Love him or hate him, many people give Donald Trump credit for understanding on an almost visceral level how the media landscape has changed—and how to use that to his advantage. But Kim Kardashian could probably give The Donald a run for his money in that department, and her latest feud with Taylor Swift is a perfect example as to why.
On the surface, at least, the Republican presidential nominee and the model/actress and wife of rapper Kanye West appear to have little in common, apart from their celebrity status. But both have shown a superior ability to take command of their own media narratives—using the tools of social media and social networks—and turn it to their own ends.
In Trump’s case, the former reality TV star has been able to do an end run around traditional media coverage in a number of situations, going direct to his fans and support base with his message, thanks to massive following on Twitter.
Trump has also benefitted from plenty of mainstream TV coverage—as has Kardashian. But in most cases, that coverage comes after they have released their own media content through their own channels, and that gives them an almost unprecedented amount of control over how the story evolves.
Take the latest Swift feud, which revolves around a song that West wrote called “Famous” in which he talks about Swift in a way that the pop singer has complained was offensive and misogynistic, implying that they might sleep together.
The details of the back-and-forth that this triggered between Swift and West/Kardashian is something with which only tabloid magazines and websites are probably concerned. But what’s interesting from a media perspective is how Kardashian responded. In a nutshell, she used social media against Swift in a particularly effective way.
After Swift complained about West’s lyrics, the rapper said that he spoke to her beforehand and got her approval. Swift, however, said this wasn’t true, and did so via multiple accounts on multiple social media platforms as well as official press releases.
Instead of launching into a he-said and she-said, Kardashian posted a single response on Snapchat—a short, jerky video recording of West talking to Swift about the song. Although there are legal questions about whether she was right to do so (because in California, both parties to a recording must agree to it), the effect was devastating.
As a number of media-watchers have noted, the approach taken by Swift and Kardashian couldn’t be more different. Swift posted identical messages to her Instagram and Twitter and other accounts, and released a statement to the New York Times and other outlets. Her opponent posted a single video clip to a single platform—and a platform where content not only can’t be shared easily, but is known to disappear.
At first glance, this might seem like a critical error.
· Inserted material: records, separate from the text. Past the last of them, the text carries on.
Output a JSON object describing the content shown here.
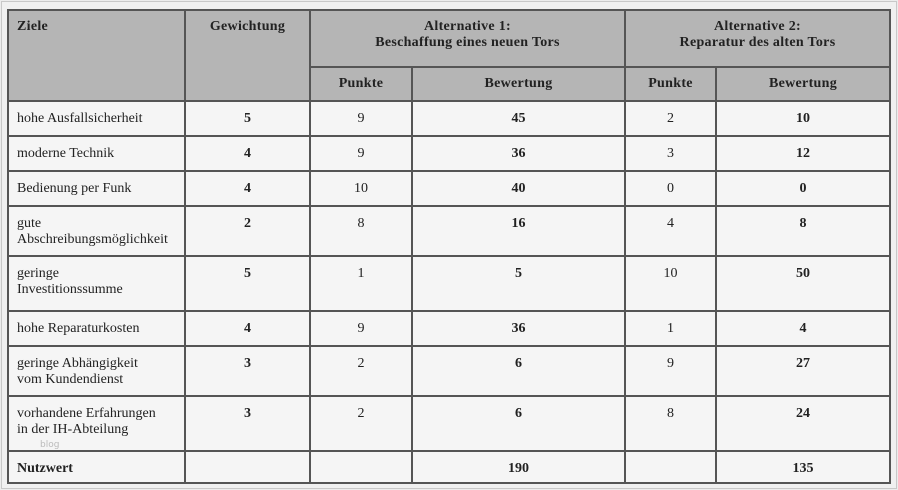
{
  "headers": {
    "ziele": "Ziele",
    "gewichtung": "Gewichtung",
    "alt1_line1": "Alternative 1:",
    "alt1_line2": "Beschaffung eines neuen Tors",
    "alt2_line1": "Alternative 2:",
    "alt2_line2": "Reparatur des alten Tors",
    "punkte": "Punkte",
    "bewertung": "Bewertung"
  },
  "rows": [
    {
      "ziel": [
        "hohe Ausfallsicherheit"
      ],
      "gewichtung": "5",
      "a1_punkte": "9",
      "a1_bewertung": "45",
      "a2_punkte": "2",
      "a2_bewertung": "10"
    },
    {
      "ziel": [
        "moderne Technik"
      ],
      "gewichtung": "4",
      "a1_punkte": "9",
      "a1_bewertung": "36",
      "a2_punkte": "3",
      "a2_bewertung": "12"
    },
    {
      "ziel": [
        "Bedienung per Funk"
      ],
      "gewichtung": "4",
      "a1_punkte": "10",
      "a1_bewertung": "40",
      "a2_punkte": "0",
      "a2_bewertung": "0"
    },
    {
      "ziel": [
        "gute",
        "Abschreibungsmöglichkeit"
      ],
      "gewichtung": "2",
      "a1_punkte": "8",
      "a1_bewertung": "16",
      "a2_punkte": "4",
      "a2_bewertung": "8"
    },
    {
      "ziel": [
        "geringe",
        "Investitionssumme"
      ],
      "gewichtung": "5",
      "a1_punkte": "1",
      "a1_bewertung": "5",
      "a2_punkte": "10",
      "a2_bewertung": "50"
    },
    {
      "ziel": [
        "hohe Reparaturkosten"
      ],
      "gewichtung": "4",
      "a1_punkte": "9",
      "a1_bewertung": "36",
      "a2_punkte": "1",
      "a2_bewertung": "4"
    },
    {
      "ziel": [
        "geringe Abhängigkeit",
        "vom Kundendienst"
      ],
      "gewichtung": "3",
      "a1_punkte": "2",
      "a1_bewertung": "6",
      "a2_punkte": "9",
      "a2_bewertung": "27"
    },
    {
      "ziel": [
        "vorhandene Erfahrungen",
        "in der IH-Abteilung"
      ],
      "gewichtung": "3",
      "a1_punkte": "2",
      "a1_bewertung": "6",
      "a2_punkte": "8",
      "a2_bewertung": "24"
    }
  ],
  "total": {
    "label": "Nutzwert",
    "a1": "190",
    "a2": "135"
  },
  "watermark": "blog"
}
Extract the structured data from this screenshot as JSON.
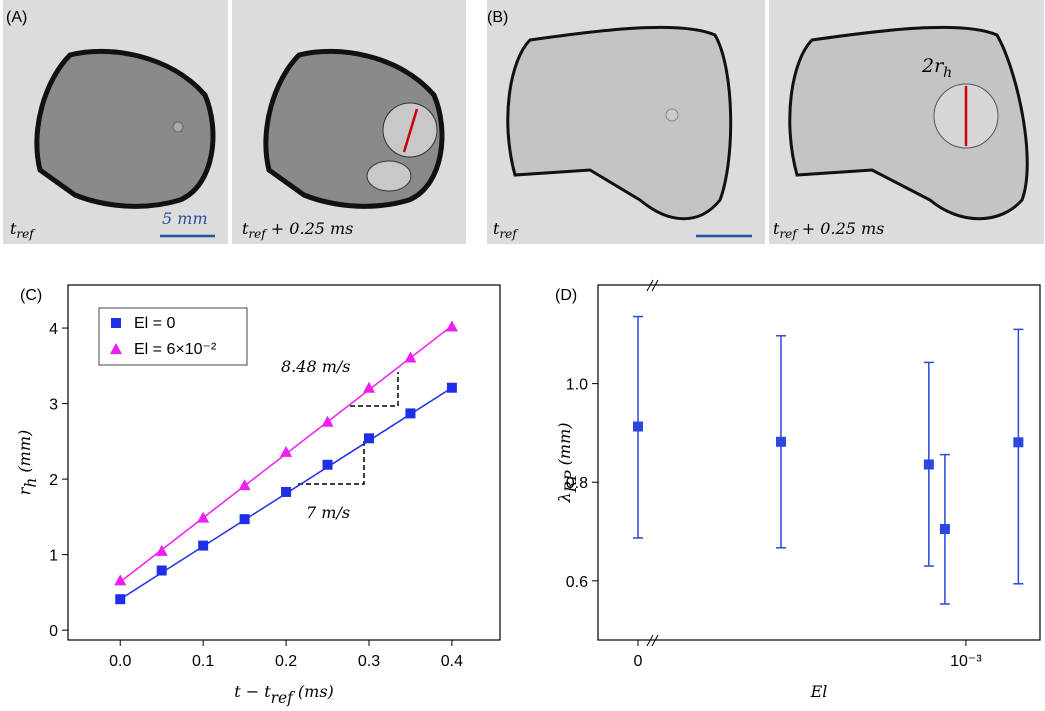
{
  "images": [
    {
      "label": "(A)",
      "frames": [
        {
          "time": {
            "base": "t",
            "sub": "ref"
          },
          "scale_bar": "5 mm"
        },
        {
          "time": {
            "base": "t",
            "sub": "ref",
            "rest": " + 0.25 ms"
          }
        }
      ]
    },
    {
      "label": "(B)",
      "frames": [
        {
          "time": {
            "base": "t",
            "sub": "ref"
          }
        },
        {
          "time": {
            "base": "t",
            "sub": "ref",
            "rest": " + 0.25 ms"
          },
          "annotation": {
            "base": "2r",
            "sub": "h"
          }
        }
      ]
    }
  ],
  "chart_data": [
    {
      "type": "scatter",
      "panel_label": "(C)",
      "xlabel": {
        "base": "t − t",
        "sub": "ref",
        "rest": " (ms)"
      },
      "ylabel": {
        "base": "r",
        "sub": "h",
        "rest": " (mm)"
      },
      "x": [
        0,
        0.05,
        0.1,
        0.15,
        0.2,
        0.25,
        0.3,
        0.35,
        0.4
      ],
      "series": [
        {
          "name": "El = 0",
          "color": "#1f2fe8",
          "marker": "square",
          "values": [
            0.41,
            0.79,
            1.12,
            1.47,
            1.83,
            2.19,
            2.54,
            2.87,
            3.21
          ]
        },
        {
          "name": "El = 6×10⁻²",
          "color": "#f01ef0",
          "marker": "triangle",
          "values": [
            0.66,
            1.05,
            1.49,
            1.92,
            2.36,
            2.76,
            3.21,
            3.61,
            4.02
          ]
        }
      ],
      "fit_lines": [
        {
          "color": "#1f2fe8",
          "x": [
            0,
            0.4
          ],
          "values": [
            0.41,
            3.21
          ]
        },
        {
          "color": "#f01ef0",
          "x": [
            0,
            0.4
          ],
          "values": [
            0.64,
            4.03
          ]
        }
      ],
      "annotations": [
        "8.48 m/s",
        "7 m/s"
      ],
      "xlim": [
        -0.063,
        0.458
      ],
      "ylim": [
        -0.13,
        4.57
      ],
      "xticks": [
        {
          "value": 0,
          "label": "0.0"
        },
        0.1,
        0.2,
        0.3,
        0.4
      ],
      "yticks": [
        0,
        1,
        2,
        3,
        4
      ],
      "legend": "upper left"
    },
    {
      "type": "errorbar",
      "panel_label": "(D)",
      "xlabel": {
        "base": "El"
      },
      "ylabel": {
        "base": "λ",
        "sub": "RP",
        "rest": " (mm)"
      },
      "color": "#2b47e0",
      "x": [
        0,
        0.000436,
        0.000887,
        0.000936,
        0.00116
      ],
      "values": [
        0.913,
        0.882,
        0.836,
        0.705,
        0.881
      ],
      "upper": [
        1.136,
        1.097,
        1.043,
        0.856,
        1.11
      ],
      "lower": [
        0.687,
        0.667,
        0.63,
        0.553,
        0.594
      ],
      "xlim": [
        -0.000122,
        0.001226
      ],
      "ylim": [
        0.48,
        1.2
      ],
      "xticks": [
        0,
        {
          "value": 0.001,
          "label": "10⁻³"
        }
      ],
      "yticks": [
        {
          "value": 0.6,
          "label": "0.6"
        },
        {
          "value": 0.8,
          "label": "0.8"
        },
        {
          "value": 1,
          "label": "1.0"
        }
      ]
    }
  ]
}
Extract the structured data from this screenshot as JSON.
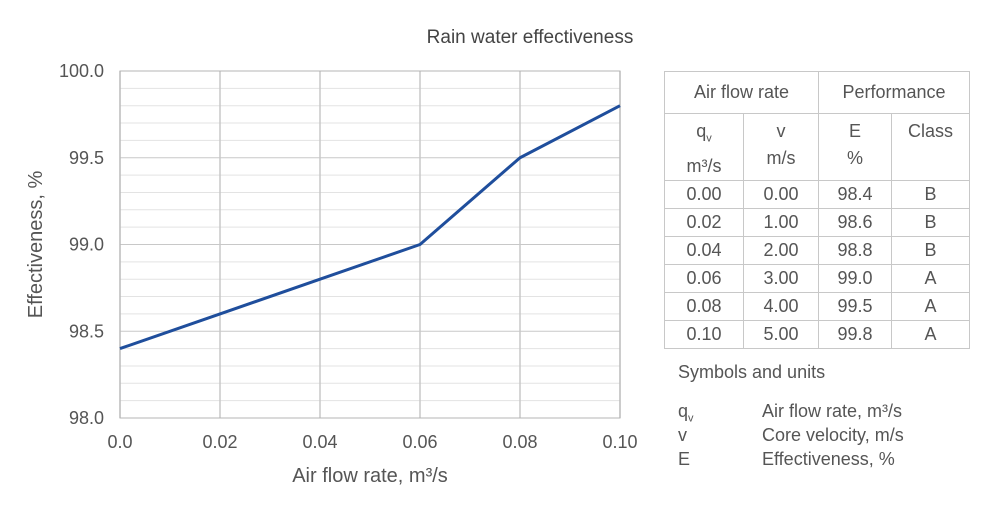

But Kardashian’s message likely spread far more widely than Swift’s because of its nature, and she undoubtedly knew that it would do so. Snapchat’s insular, ephemeral qualities aren’t a barrier when you have an Instagram account that consists solely of screen captures from your Snapchat messages, as Kardashian does.
In effect, Kardashian relied on her social network to do the media distribution work for her in the same way that media outlets like BuzzFeed have taken a distributed approach to their journalism. That shows Kardashian is not only a smart businesswoman who understands the power of mobile apps and gaming, but someone who appreciates the evolution of PR and media as well.
Until recently, all of this drama would have unfolded through the pages of People or the National Enquirer—or even TMZ, for that matter. Tapes would have been leaked, anonymous sources quoted and tearful interviews given.
Now, all the action happens in real time on Twitter, Instagram, Snapchat. Most of the information comes directly from the artists or celebrities involved. It may seem trivial compared with what has been happening in Turkey and elsewhere—and in many ways it is—but from a media perspective, the same concepts are at play: Namely, the power of networked distribution.
In Swift’s case, thankfully, the bombs are only rhetorical. But the lessons are the same: the tools of media are in everyone’s hands now, and the results of that revolution are as unpredictable as they are powerful. And that applies whether you are Kim Kardashian or Donald Trump.